Now 60, Gorter owns Mar-Go Interiors, a home interiors company in a shell-pink building on State Road 54 in Wesley Chapel. Its merrily crowded aisles brim with beaded lamps and golf-club tables and sculptural rattan chairs with built-in storage drawers. Customers can browse thousands of swatches of wallpaper and flooring samples, even kitchen cabinets.
"Anything in a home, anything _ and we have the staff to (handle) it," Gorter says, her Greek accent still heavy as velvet brocade. In the back room, she shows off her specialty: handmade draperies in textured fabrics and colors such as aquamarine, sage and gold. Here, a small troop of employees make bedspreads and throw pillows, cornices and valances.
"I understand fabric, I know how it works, what it will do," explains Gorter, who plied her living for years selling draperies for Burdine's.

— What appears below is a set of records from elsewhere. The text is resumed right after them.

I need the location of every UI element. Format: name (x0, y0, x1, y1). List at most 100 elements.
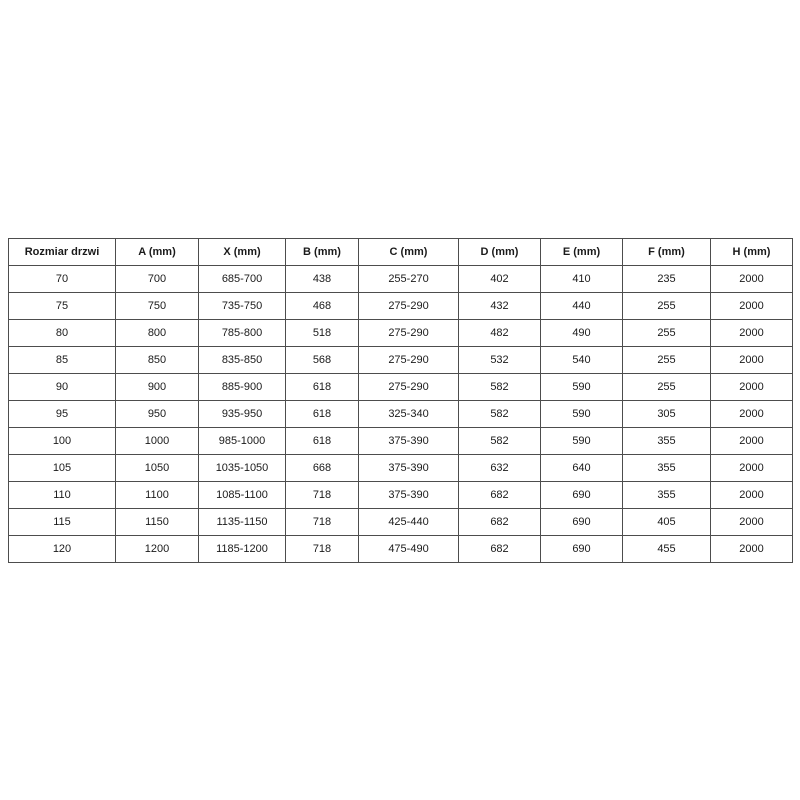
table-cell: 682 (458, 481, 541, 509)
table-cell: 1035-1050 (198, 454, 286, 482)
table-cell: 375-390 (358, 481, 459, 509)
table-cell: 532 (458, 346, 541, 374)
column-header: B (mm) (285, 238, 359, 266)
column-header: A (mm) (115, 238, 199, 266)
table-cell: 255 (622, 292, 711, 320)
table-cell: 618 (285, 373, 359, 401)
table-cell: 690 (540, 481, 623, 509)
table-cell: 120 (8, 535, 116, 563)
table-cell: 682 (458, 535, 541, 563)
column-header: C (mm) (358, 238, 459, 266)
table-cell: 700 (115, 265, 199, 293)
table-cell: 632 (458, 454, 541, 482)
column-header: F (mm) (622, 238, 711, 266)
table-cell: 900 (115, 373, 199, 401)
table-row: 100 1000 985-1000 618 375-390 582 590 355 2000 (8, 427, 793, 455)
table-cell: 590 (540, 400, 623, 428)
table-row: 95 950 935-950 618 325-340 582 590 305 2000 (8, 400, 793, 428)
table-cell: 2000 (710, 508, 793, 536)
size-table-body: 70 700 685-700 438 255-270 402 410 235 2000 75 750… (8, 265, 793, 563)
table-cell: 590 (540, 427, 623, 455)
table-cell: 115 (8, 508, 116, 536)
table-cell: 582 (458, 400, 541, 428)
table-cell: 1185-1200 (198, 535, 286, 563)
size-table: Rozmiar drzwi A (mm) X (mm) B (mm) C (mm) D (… (8, 238, 793, 563)
table-row: 70 700 685-700 438 255-270 402 410 235 2000 (8, 265, 793, 293)
table-cell: 475-490 (358, 535, 459, 563)
table-cell: 718 (285, 508, 359, 536)
table-cell: 1050 (115, 454, 199, 482)
table-cell: 105 (8, 454, 116, 482)
table-cell: 1135-1150 (198, 508, 286, 536)
table-cell: 90 (8, 373, 116, 401)
table-cell: 1150 (115, 508, 199, 536)
table-cell: 2000 (710, 454, 793, 482)
table-cell: 355 (622, 427, 711, 455)
table-row: 75 750 735-750 468 275-290 432 440 255 2000 (8, 292, 793, 320)
table-row: 110 1100 1085-1100 718 375-390 682 690 355 2000 (8, 481, 793, 509)
table-cell: 718 (285, 535, 359, 563)
table-cell: 275-290 (358, 373, 459, 401)
table-cell: 835-850 (198, 346, 286, 374)
table-cell: 935-950 (198, 400, 286, 428)
table-cell: 255 (622, 319, 711, 347)
table-cell: 985-1000 (198, 427, 286, 455)
table-cell: 110 (8, 481, 116, 509)
table-row: 120 1200 1185-1200 718 475-490 682 690 455 2000 (8, 535, 793, 563)
table-cell: 718 (285, 481, 359, 509)
column-header: E (mm) (540, 238, 623, 266)
table-cell: 325-340 (358, 400, 459, 428)
table-cell: 2000 (710, 481, 793, 509)
table-cell: 95 (8, 400, 116, 428)
table-cell: 438 (285, 265, 359, 293)
table-cell: 355 (622, 454, 711, 482)
table-cell: 468 (285, 292, 359, 320)
table-cell: 690 (540, 535, 623, 563)
table-cell: 850 (115, 346, 199, 374)
table-cell: 70 (8, 265, 116, 293)
table-cell: 305 (622, 400, 711, 428)
table-cell: 690 (540, 508, 623, 536)
table-cell: 1085-1100 (198, 481, 286, 509)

That position, along with the stint in the doughnut shop, comprise a long list of unlikely jobs she's held over the decades on her journey to entrepreneurship.
She recounts waiting tables at Shoney's Big Boy, the downtown Tampa Holiday Inn, and at Maria's Deli, the small restaurant she owned for a few years near the Tampa Theatre. Even getting to Florida from Texas was an ordeal. Picture her in 1978, leaving behind a failed marriage, piling her two children into her metallic blue Chevy Impala and pointing it toward Tampa.
On a hunch.
"I had heard there were Greeks in Tarpon Springs, and I wanted to see for myself," she recalls. "But I had never driven on the highways. Before I left my husband, I learned to drive secretly. I didn't have much experience. It took me days to get here."
Gorter settled in Tampa, became active at St. John's Greek Orthodox Church in Hyde Park.
Always fascinated with decorating, fabrics and sewing, she enrolled in interior design classes at Hillsborough Community College, dreaming of someday owning a home interiors business.
When she finally did build her own store, she chose Wesley Chapel because of the tremendous population growth.
"I could see when I was selling draperies and going into client's homes what was happening," she says. "I hear this is the second fastest growing ZIP code in the country." Now, she and her second husband John Gorter, 61, live in a 1,600-square-foot condominium in Saddlebrook. They bought it for about $110,000 in 2002 after selling their lakefront home in Carrollwood Village to raise the money to build Mar-Go Interiors.
Their condo's a cozy space, a decorator's home with snappy plaid wing chairs, a decorative marble fireplace (that Gorter brought with her) and sumptuous draperies. But there's also a deeply personal aura about it.
Her motto is spelled out right on her Web site, something she repeats in conversation, a mantra she knows by heart: "A house is made of wood and beams, a home is built of love and dreams."
On the walls hang pictures of sun-bleached homes overlooking the Aegean Sea, Greek Orthodox icons and old photographs. In one picture, Gorter is 4 and on a picnic outing with her parents in Athens. She holds a pottery water jug because, she says, "there was no such thing as a Thermos" in that time and place.
"We found a copy of that same jug at a flea market a few years ago," John Gorter says. "Isn't that amazing?"
He likes to joke that he married his wife for a lifetime of her free home cooking. It's true in a way. They met when he came into her restaurant as a customer.
"She is a wonderful cook, a fabulous cook," he says of her spanikopita (spinach pie) and slow-cooked chicken in creamy tomato sauce.
The former Mercedes salesman suffered a stroke in his 50s and had to sell his transmission business in Zephyrhills. At 60, he still walks with a cane.
Maria says that's one reason she so desperately wants her own business to succeed. They broke ground for Mar-Go Interiors in September 2001, an effort supported by a few sympathetic bank loan officers and a lot of enthusiasm.
The business is her dream _ a real American dream. On a busy road in Wesley Chapel. "Now I'm doing what I really know how to do," she says. "And that's the best."